Chitrarth: Bridging Vision and Language for a Billion People
Shaharukh Khan, Ayush Tarun, Abhinav Ravi, Ali Faraz, Akshat Patidar, Praveen Kumar Pokala, Anagha Bhangare, Raja Kolla, Chandra Khatri, Shubham Agarwal
TL;DR
Chitrarth addresses the language diversity gap in vision-language models by introducing a multilingual VLM backbone (Krutrim) integrated with a vision encoder to support 10 Indic languages. It employs a two-stage training pipeline—Stage 1 with translated image-caption data for visual-language alignment and Stage 2 with multilingual instruction tuning on diverse data—to enable cross-language, multimodal conversations. The authors also present BharatBench, a benchmark suite extending multimodal evaluation to low-resource Indian languages, and demonstrate SOTA performance on several English benchmarks alongside robust multilingual capabilities. The work emphasizes data-centric multilingual alignment, provides open evaluation resources, and highlights practical implications for deploying inclusive AI across a billion-language population. Limitations include translation-induced biases, with future work aiming to unfreeze the vision encoder, use higher-resolution vision models, and broaden language coverage.
Abstract
Recent multimodal foundation models are primarily trained on English or high resource European language data, which hinders their applicability to other medium and low-resource languages.

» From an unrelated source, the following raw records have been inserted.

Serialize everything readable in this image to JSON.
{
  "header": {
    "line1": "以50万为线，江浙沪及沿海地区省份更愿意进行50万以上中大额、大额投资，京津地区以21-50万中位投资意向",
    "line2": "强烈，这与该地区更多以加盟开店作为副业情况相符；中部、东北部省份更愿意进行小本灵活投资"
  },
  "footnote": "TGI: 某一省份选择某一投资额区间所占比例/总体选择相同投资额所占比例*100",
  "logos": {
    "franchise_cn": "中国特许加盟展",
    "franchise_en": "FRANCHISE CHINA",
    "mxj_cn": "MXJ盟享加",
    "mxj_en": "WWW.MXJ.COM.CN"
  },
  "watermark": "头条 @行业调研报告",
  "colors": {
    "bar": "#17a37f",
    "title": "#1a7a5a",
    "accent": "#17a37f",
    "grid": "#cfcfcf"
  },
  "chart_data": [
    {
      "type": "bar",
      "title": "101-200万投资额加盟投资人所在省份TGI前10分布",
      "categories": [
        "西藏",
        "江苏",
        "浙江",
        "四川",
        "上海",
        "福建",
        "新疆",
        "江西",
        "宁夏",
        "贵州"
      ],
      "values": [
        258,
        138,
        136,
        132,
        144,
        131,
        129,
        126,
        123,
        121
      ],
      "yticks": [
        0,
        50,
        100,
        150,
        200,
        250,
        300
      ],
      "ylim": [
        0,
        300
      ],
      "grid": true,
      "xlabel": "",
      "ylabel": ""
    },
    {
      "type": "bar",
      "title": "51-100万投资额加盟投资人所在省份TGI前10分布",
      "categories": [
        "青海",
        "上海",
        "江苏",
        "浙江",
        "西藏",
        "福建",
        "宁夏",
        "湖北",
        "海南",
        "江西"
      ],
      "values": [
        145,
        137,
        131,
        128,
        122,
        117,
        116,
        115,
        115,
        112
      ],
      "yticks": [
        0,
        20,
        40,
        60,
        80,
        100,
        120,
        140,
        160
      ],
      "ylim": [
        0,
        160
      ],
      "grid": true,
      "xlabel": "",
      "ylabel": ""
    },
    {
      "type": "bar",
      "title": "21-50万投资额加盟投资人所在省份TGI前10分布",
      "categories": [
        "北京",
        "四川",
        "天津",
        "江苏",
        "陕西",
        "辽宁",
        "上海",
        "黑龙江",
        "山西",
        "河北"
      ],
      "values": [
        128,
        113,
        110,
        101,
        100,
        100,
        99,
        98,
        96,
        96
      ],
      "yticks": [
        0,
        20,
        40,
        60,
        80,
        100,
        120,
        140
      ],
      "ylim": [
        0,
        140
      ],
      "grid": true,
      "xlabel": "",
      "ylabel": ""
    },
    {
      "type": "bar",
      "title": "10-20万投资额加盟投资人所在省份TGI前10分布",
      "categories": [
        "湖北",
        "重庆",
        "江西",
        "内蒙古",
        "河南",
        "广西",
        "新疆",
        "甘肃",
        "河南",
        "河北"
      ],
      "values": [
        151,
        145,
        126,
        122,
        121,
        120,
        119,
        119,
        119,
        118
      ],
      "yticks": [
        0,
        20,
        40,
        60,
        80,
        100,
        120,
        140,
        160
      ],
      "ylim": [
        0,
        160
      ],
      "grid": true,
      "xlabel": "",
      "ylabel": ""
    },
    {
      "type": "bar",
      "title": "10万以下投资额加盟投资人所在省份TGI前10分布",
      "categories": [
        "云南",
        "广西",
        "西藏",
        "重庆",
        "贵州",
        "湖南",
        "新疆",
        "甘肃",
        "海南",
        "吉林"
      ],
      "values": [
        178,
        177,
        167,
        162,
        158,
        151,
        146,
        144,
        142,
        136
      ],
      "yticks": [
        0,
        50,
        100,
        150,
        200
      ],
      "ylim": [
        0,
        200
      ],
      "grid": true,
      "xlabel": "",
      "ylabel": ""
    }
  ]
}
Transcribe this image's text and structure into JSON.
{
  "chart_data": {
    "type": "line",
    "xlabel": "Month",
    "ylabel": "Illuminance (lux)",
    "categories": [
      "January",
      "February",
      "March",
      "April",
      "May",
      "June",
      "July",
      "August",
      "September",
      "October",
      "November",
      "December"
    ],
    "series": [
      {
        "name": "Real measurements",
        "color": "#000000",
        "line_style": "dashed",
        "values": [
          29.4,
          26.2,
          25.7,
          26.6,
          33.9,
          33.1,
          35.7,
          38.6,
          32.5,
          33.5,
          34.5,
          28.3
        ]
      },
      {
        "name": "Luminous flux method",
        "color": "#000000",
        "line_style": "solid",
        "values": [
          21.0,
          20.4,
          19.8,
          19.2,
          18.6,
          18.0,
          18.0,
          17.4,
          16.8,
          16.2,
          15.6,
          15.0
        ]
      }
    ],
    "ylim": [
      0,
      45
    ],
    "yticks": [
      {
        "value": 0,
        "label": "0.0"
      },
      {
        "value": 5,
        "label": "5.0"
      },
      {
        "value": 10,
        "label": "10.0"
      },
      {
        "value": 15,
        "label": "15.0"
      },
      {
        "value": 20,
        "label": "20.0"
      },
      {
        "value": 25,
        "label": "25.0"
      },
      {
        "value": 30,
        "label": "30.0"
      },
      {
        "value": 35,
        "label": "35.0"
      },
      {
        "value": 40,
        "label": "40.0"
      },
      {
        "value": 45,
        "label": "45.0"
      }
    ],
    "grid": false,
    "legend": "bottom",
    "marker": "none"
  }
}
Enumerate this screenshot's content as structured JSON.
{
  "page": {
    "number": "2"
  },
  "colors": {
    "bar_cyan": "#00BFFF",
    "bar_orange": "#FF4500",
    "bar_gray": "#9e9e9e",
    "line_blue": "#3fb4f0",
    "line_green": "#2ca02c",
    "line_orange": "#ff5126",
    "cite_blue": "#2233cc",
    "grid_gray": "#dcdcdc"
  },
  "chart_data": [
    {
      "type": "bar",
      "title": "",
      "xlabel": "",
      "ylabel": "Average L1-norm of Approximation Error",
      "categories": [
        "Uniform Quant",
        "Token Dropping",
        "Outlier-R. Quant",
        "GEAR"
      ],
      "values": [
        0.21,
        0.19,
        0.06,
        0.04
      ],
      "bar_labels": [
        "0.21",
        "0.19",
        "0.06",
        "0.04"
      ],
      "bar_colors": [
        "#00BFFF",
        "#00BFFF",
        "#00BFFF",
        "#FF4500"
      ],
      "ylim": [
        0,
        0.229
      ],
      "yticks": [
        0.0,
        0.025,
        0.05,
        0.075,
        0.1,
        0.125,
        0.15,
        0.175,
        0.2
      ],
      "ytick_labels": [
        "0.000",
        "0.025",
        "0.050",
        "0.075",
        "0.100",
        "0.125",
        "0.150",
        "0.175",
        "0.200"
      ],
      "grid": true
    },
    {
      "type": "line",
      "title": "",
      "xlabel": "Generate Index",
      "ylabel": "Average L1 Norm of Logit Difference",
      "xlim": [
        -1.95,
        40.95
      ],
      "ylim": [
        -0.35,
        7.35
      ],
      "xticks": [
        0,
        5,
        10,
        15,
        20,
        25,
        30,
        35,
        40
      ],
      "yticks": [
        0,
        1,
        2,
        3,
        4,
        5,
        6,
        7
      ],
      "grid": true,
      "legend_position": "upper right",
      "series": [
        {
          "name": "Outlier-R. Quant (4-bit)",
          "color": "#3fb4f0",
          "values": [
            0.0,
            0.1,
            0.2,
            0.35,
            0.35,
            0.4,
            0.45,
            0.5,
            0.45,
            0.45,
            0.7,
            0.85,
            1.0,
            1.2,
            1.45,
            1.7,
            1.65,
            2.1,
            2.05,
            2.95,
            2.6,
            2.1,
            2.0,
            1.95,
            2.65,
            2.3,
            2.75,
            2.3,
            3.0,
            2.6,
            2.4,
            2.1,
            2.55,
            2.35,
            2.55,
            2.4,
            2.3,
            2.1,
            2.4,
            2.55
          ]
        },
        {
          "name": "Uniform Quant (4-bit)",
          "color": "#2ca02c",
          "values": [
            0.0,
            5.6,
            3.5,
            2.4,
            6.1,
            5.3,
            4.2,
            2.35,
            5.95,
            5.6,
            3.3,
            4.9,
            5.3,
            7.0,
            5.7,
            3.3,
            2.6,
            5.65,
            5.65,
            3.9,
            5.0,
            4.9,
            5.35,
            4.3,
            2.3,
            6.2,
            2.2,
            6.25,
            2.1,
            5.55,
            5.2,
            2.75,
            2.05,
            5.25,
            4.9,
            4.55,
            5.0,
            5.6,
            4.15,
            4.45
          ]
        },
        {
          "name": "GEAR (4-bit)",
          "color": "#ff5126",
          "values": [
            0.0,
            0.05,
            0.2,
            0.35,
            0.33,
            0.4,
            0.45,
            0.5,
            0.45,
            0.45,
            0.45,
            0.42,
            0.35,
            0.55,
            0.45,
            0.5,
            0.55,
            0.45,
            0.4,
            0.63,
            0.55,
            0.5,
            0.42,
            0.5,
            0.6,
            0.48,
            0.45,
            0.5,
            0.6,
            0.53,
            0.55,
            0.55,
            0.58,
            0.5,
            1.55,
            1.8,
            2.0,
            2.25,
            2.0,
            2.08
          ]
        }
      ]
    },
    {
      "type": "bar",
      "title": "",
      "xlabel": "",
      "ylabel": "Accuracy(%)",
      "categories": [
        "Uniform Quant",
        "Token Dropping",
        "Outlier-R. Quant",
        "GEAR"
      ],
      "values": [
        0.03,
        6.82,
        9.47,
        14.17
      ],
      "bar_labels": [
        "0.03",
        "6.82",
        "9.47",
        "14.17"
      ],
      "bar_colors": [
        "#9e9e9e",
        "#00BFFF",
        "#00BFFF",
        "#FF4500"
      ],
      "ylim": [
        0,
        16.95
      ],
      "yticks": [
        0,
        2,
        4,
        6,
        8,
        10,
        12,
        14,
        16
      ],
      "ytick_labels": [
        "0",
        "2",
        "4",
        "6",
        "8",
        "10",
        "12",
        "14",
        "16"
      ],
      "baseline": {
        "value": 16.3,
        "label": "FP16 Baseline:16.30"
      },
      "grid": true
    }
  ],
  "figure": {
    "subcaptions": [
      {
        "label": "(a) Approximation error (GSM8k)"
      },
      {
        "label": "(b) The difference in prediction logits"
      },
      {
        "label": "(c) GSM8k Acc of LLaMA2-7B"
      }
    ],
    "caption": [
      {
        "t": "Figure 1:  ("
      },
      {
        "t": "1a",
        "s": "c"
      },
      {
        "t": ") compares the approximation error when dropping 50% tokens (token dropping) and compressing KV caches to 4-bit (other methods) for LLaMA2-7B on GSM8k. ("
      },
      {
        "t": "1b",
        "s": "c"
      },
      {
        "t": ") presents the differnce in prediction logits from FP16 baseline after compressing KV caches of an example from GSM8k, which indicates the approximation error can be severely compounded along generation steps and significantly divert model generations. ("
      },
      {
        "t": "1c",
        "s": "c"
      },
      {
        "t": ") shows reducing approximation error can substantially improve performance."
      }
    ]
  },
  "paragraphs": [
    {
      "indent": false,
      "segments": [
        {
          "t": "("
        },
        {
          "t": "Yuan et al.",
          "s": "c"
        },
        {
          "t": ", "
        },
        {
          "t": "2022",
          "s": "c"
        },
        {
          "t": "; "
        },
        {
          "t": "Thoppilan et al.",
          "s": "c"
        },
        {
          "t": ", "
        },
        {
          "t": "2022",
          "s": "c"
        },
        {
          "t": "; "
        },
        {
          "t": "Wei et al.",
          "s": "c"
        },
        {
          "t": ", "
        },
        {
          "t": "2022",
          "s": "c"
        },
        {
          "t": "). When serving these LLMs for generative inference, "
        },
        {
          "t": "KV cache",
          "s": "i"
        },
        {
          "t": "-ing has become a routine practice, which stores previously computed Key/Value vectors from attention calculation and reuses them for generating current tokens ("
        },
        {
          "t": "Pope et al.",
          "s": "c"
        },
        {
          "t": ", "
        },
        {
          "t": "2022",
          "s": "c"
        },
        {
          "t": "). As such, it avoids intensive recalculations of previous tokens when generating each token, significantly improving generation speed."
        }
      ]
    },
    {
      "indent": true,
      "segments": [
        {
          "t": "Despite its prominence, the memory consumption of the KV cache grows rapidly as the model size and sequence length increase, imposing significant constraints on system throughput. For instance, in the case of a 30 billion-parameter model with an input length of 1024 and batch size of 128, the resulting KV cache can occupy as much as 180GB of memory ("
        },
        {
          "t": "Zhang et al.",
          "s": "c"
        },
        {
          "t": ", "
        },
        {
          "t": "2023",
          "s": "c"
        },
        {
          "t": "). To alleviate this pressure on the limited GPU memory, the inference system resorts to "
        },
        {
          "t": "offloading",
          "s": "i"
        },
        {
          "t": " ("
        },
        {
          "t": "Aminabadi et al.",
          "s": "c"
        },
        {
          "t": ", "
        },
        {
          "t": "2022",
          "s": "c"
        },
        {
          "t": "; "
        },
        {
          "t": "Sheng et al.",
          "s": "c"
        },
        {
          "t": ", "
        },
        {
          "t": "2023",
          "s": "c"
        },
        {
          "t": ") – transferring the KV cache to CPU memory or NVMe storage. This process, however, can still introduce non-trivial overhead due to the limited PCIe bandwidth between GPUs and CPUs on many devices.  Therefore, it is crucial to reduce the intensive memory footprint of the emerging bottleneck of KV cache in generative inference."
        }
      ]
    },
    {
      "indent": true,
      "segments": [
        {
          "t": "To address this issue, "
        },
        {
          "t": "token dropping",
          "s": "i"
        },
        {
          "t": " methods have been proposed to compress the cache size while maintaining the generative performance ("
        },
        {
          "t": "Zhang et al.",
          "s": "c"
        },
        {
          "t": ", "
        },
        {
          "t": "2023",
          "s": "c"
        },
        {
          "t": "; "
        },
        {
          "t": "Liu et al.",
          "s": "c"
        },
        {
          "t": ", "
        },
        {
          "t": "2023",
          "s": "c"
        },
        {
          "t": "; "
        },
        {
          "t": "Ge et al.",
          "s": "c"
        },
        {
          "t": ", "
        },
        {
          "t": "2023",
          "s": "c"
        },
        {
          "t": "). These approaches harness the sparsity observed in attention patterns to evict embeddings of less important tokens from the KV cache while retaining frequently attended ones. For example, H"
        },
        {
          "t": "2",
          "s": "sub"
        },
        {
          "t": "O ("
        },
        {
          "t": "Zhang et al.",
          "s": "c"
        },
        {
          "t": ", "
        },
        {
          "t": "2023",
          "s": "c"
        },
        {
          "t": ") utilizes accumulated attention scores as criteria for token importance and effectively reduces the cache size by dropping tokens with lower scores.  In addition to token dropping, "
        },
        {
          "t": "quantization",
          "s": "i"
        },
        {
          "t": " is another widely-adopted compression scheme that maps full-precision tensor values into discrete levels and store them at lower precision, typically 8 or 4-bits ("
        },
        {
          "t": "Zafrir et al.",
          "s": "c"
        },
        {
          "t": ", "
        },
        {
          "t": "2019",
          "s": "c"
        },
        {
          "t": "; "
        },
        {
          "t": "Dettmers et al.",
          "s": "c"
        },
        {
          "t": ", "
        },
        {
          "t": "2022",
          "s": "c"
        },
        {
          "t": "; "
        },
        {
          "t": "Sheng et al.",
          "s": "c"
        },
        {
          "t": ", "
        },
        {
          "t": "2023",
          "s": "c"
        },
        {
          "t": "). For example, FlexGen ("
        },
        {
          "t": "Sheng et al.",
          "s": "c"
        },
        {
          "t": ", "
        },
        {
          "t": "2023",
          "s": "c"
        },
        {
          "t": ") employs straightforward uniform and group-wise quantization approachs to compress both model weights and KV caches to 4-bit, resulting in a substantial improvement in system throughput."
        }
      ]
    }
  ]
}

To address this limitation, we introduce Chitrarth (Chitra: Image; Artha: Meaning), an inclusive Vision-Language Model (VLM), specifically targeting the rich linguistic diversity and visual reasoning across 10 prominent Indian languages. Our model effectively integrates a state-of-the-art (SOTA) multilingual Large Language Model (LLM) with a vision module, primarily trained on multilingual image-text data. Furthermore, we also introduce BharatBench, a comprehensive framework for evaluating VLMs across various Indian languages, ultimately contributing to more diverse and effective AI systems. Our model achieves SOTA results for benchmarks across low resource languages while retaining its efficiency in English. Through our research, we aim to set new benchmarks in multilingual-multimodal capabilities, offering substantial improvements over existing models and establishing a foundation to facilitate future advancements in this arena.